A partir de um olhar abrangente, é notório que atualmente vivemos um momento de crise mundial em relação ao regime democrático, no qual seu sistema representativo e suas instituições vêm sendo questionadas e igualmente perdendo a credibilidade. Esse momento de descrença tem propiciado, por um lado, a abertura de um amplo campo para a atuação de figuras políticas autoritárias e lhes proporcionado evidência e, por outro, fornecido também espaço para o surgimento de outsiders que apresentam fórmulas simplórias para solucionar problemas complexos. Nesse sentido, o Brasil parece ter servido como uma espécie de laboratório no qual se promoveu uma experiência política nefasta que felizmente não prosperou no poder, pelo menos no âmbito do Executivo, mas que se mantém representativa no Poder Legislativo e viva como mentalidade dominante em várias células da sociedade brasileira.

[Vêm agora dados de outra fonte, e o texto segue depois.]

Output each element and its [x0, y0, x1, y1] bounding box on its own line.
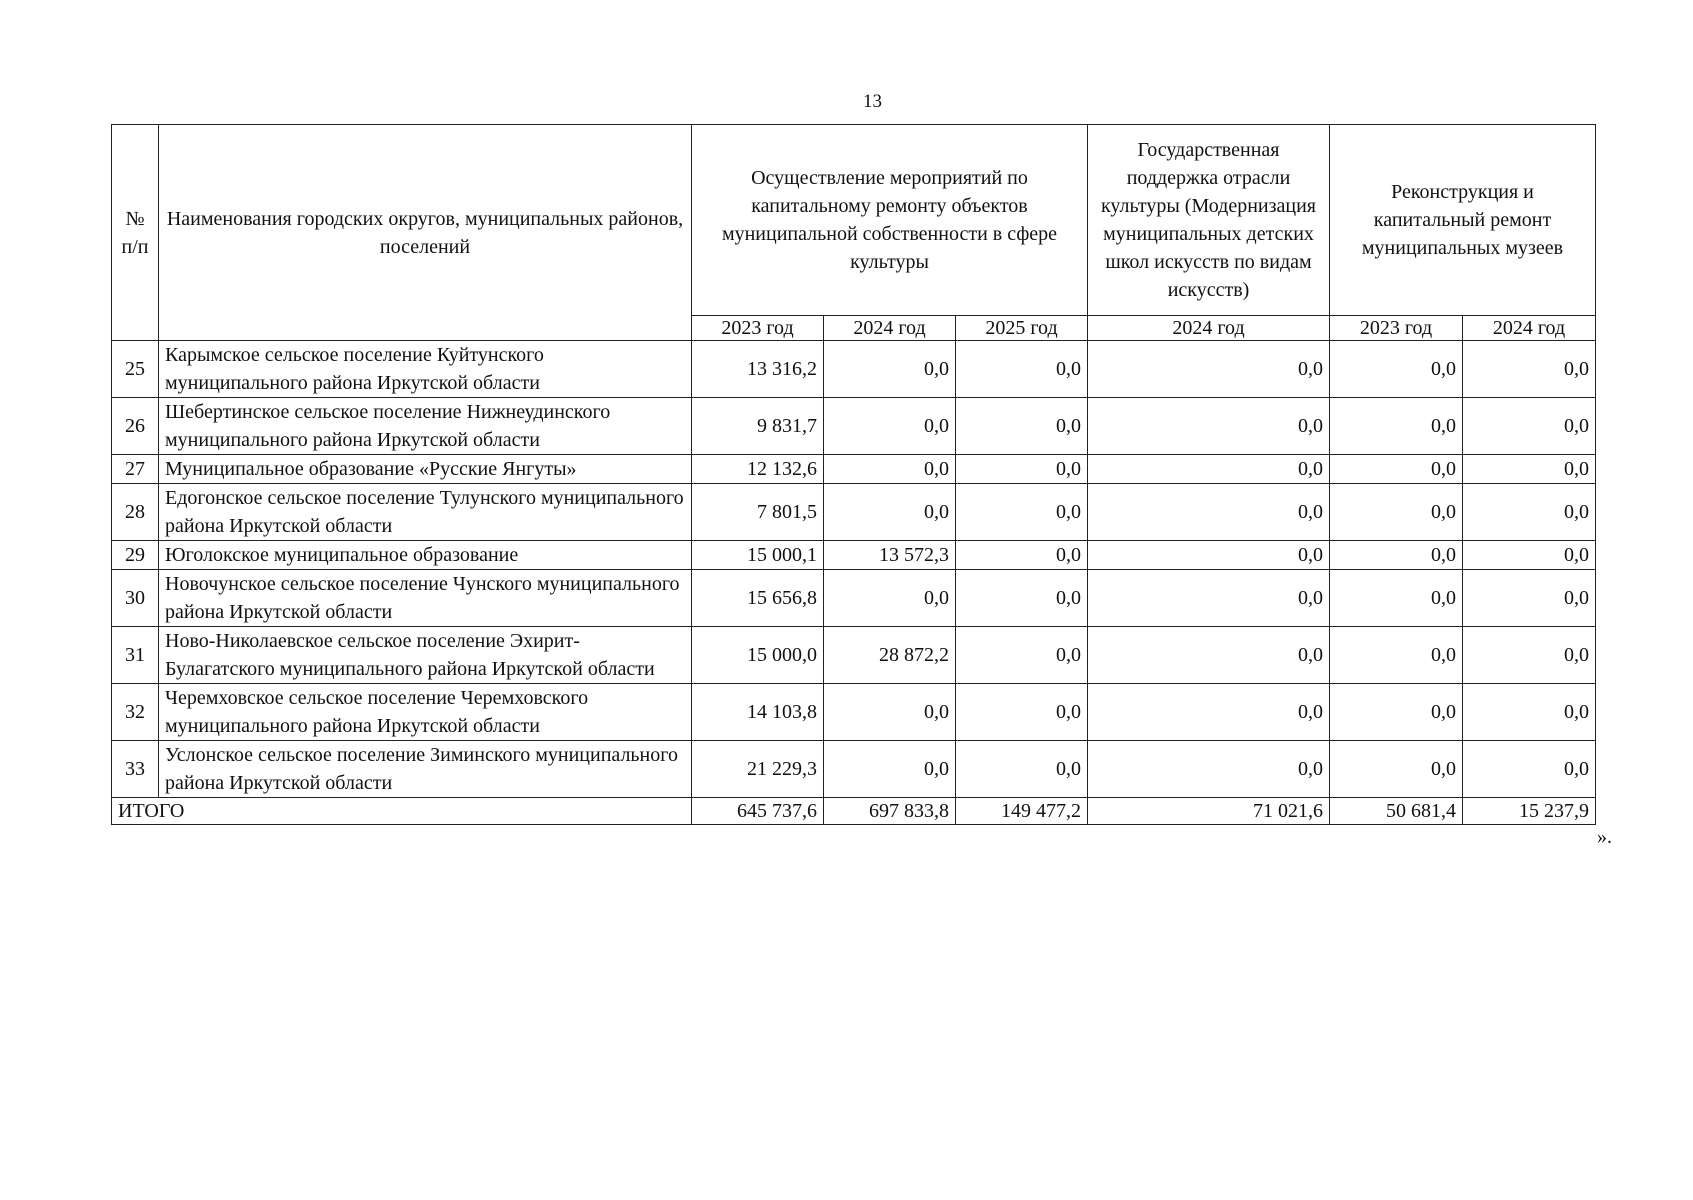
row-value: 0,0 [1463, 741, 1596, 798]
table-row [112, 741, 1596, 798]
row-value: 0,0 [1088, 684, 1330, 741]
row-value: 21 229,3 [692, 741, 824, 798]
header-year: 2024 год [1463, 316, 1596, 341]
row-value: 0,0 [1463, 541, 1596, 570]
row-number: 25 [112, 341, 159, 398]
row-value: 14 103,8 [692, 684, 824, 741]
header-year: 2024 год [1088, 316, 1330, 341]
row-value: 0,0 [1088, 741, 1330, 798]
table-row [112, 484, 1596, 541]
header-group-state-support: Государственная поддержка отрасли культуры (Модернизация муниципальных детских школ искусств по видам искусств) [1088, 125, 1330, 316]
header-year: 2023 год [1330, 316, 1463, 341]
total-value: 697 833,8 [824, 798, 956, 825]
row-value: 13 316,2 [692, 341, 824, 398]
table-row [112, 541, 1596, 570]
row-number: 31 [112, 627, 159, 684]
page-number: 13 [863, 91, 882, 112]
table-row [112, 341, 1596, 398]
row-number: 28 [112, 484, 159, 541]
row-name: Карымское сельское поселение Куйтунского муниципального района Иркутской области [159, 341, 692, 398]
row-value: 0,0 [1463, 484, 1596, 541]
row-name: Новочунское сельское поселение Чунского муниципального района Иркутской области [159, 570, 692, 627]
row-name: Муниципальное образование «Русские Янгуты» [159, 455, 692, 484]
row-value: 9 831,7 [692, 398, 824, 455]
row-value: 0,0 [1463, 627, 1596, 684]
row-number: 27 [112, 455, 159, 484]
table-row [112, 570, 1596, 627]
row-value: 0,0 [1463, 570, 1596, 627]
row-value: 0,0 [1088, 541, 1330, 570]
header-group-museums: Реконструкция и капитальный ремонт муниципальных музеев [1330, 125, 1596, 316]
row-name: Едогонское сельское поселение Тулунского муниципального района Иркутской области [159, 484, 692, 541]
row-value: 15 656,8 [692, 570, 824, 627]
row-value: 0,0 [824, 398, 956, 455]
row-value: 0,0 [1330, 741, 1463, 798]
row-value: 0,0 [1330, 455, 1463, 484]
budget-table-container [111, 124, 1596, 825]
closing-quote-mark: ». [1597, 826, 1612, 848]
row-value: 28 872,2 [824, 627, 956, 684]
row-number: 26 [112, 398, 159, 455]
row-name: Ново-Николаевское сельское поселение Эхирит-Булагатского муниципального района Иркутской области [159, 627, 692, 684]
row-value: 0,0 [1088, 484, 1330, 541]
table-row [112, 398, 1596, 455]
header-year: 2024 год [824, 316, 956, 341]
row-value: 0,0 [1330, 684, 1463, 741]
row-name: Шебертинское сельское поселение Нижнеудинского муниципального района Иркутской области [159, 398, 692, 455]
header-num: № п/п [112, 125, 159, 341]
table-body [112, 341, 1596, 798]
total-value: 71 021,6 [1088, 798, 1330, 825]
total-value: 645 737,6 [692, 798, 824, 825]
row-number: 30 [112, 570, 159, 627]
header-group-capital-repair: Осуществление мероприятий по капитальному ремонту объектов муниципальной собственности в сфере культуры [692, 125, 1088, 316]
row-value: 0,0 [1330, 570, 1463, 627]
total-value: 149 477,2 [956, 798, 1088, 825]
total-label: ИТОГО [112, 798, 692, 825]
row-value: 0,0 [1330, 484, 1463, 541]
row-name: Черемховское сельское поселение Черемховского муниципального района Иркутской области [159, 684, 692, 741]
row-value: 0,0 [1463, 455, 1596, 484]
row-value: 0,0 [1330, 627, 1463, 684]
row-value: 0,0 [956, 684, 1088, 741]
row-value: 0,0 [956, 398, 1088, 455]
total-value: 50 681,4 [1330, 798, 1463, 825]
row-value: 0,0 [824, 684, 956, 741]
table-row [112, 684, 1596, 741]
row-value: 0,0 [1330, 541, 1463, 570]
row-number: 29 [112, 541, 159, 570]
row-number: 33 [112, 741, 159, 798]
row-value: 12 132,6 [692, 455, 824, 484]
total-row [112, 798, 1596, 825]
row-value: 0,0 [1088, 570, 1330, 627]
row-value: 0,0 [1088, 398, 1330, 455]
row-value: 0,0 [1463, 684, 1596, 741]
row-value: 0,0 [956, 741, 1088, 798]
row-value: 0,0 [1463, 398, 1596, 455]
row-value: 0,0 [824, 570, 956, 627]
row-value: 15 000,1 [692, 541, 824, 570]
row-value: 0,0 [956, 570, 1088, 627]
row-value: 0,0 [1088, 341, 1330, 398]
row-value: 0,0 [824, 484, 956, 541]
row-value: 0,0 [1330, 341, 1463, 398]
row-value: 0,0 [824, 455, 956, 484]
header-name: Наименования городских округов, муниципальных районов, поселений [159, 125, 692, 341]
row-value: 0,0 [824, 341, 956, 398]
budget-table [111, 124, 1596, 825]
row-value: 0,0 [824, 741, 956, 798]
row-value: 0,0 [1088, 627, 1330, 684]
header-year: 2025 год [956, 316, 1088, 341]
row-name: Юголокское муниципальное образование [159, 541, 692, 570]
row-value: 0,0 [1463, 341, 1596, 398]
row-value: 13 572,3 [824, 541, 956, 570]
row-value: 0,0 [956, 541, 1088, 570]
row-value: 0,0 [956, 455, 1088, 484]
row-value: 0,0 [956, 627, 1088, 684]
header-year: 2023 год [692, 316, 824, 341]
table-row [112, 455, 1596, 484]
table-row [112, 627, 1596, 684]
row-value: 15 000,0 [692, 627, 824, 684]
row-number: 32 [112, 684, 159, 741]
total-value: 15 237,9 [1463, 798, 1596, 825]
row-name: Услонское сельское поселение Зиминского муниципального района Иркутской области [159, 741, 692, 798]
row-value: 0,0 [956, 484, 1088, 541]
row-value: 7 801,5 [692, 484, 824, 541]
row-value: 0,0 [1330, 398, 1463, 455]
row-value: 0,0 [1088, 455, 1330, 484]
row-value: 0,0 [956, 341, 1088, 398]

Enfim, o fortalecimento da democracia, além da saudável condução institucional, depende invariavelmente da manifestação da igualdade e da liberdade do povo em geral. Diante do assombro de Brecht e do recurso da representação da loucura encenada por Hamlet, uma pergunta acerca do fatídico episódio de “8 de janeiro de 2023” passa inquietantemente por nós: que lição a democracia brasileira pode extrair desse episódio? A responsabilidade dessa resposta não cabe somente às instituições políticas e, tampouco, à segurança pública. Muito menos aceitarmos o raso entendimento de que essa data faça única alusão a um dia a ser registrado na história do país como triste recordação para que episódios parecidos não voltem a acontecer. Assim, a melhor resposta deve sempre partir dos princípios do esclarecimento, da decência e da solidariedade, alcançados mediante a incessante busca e valorização da educação, da ciência e da cultura.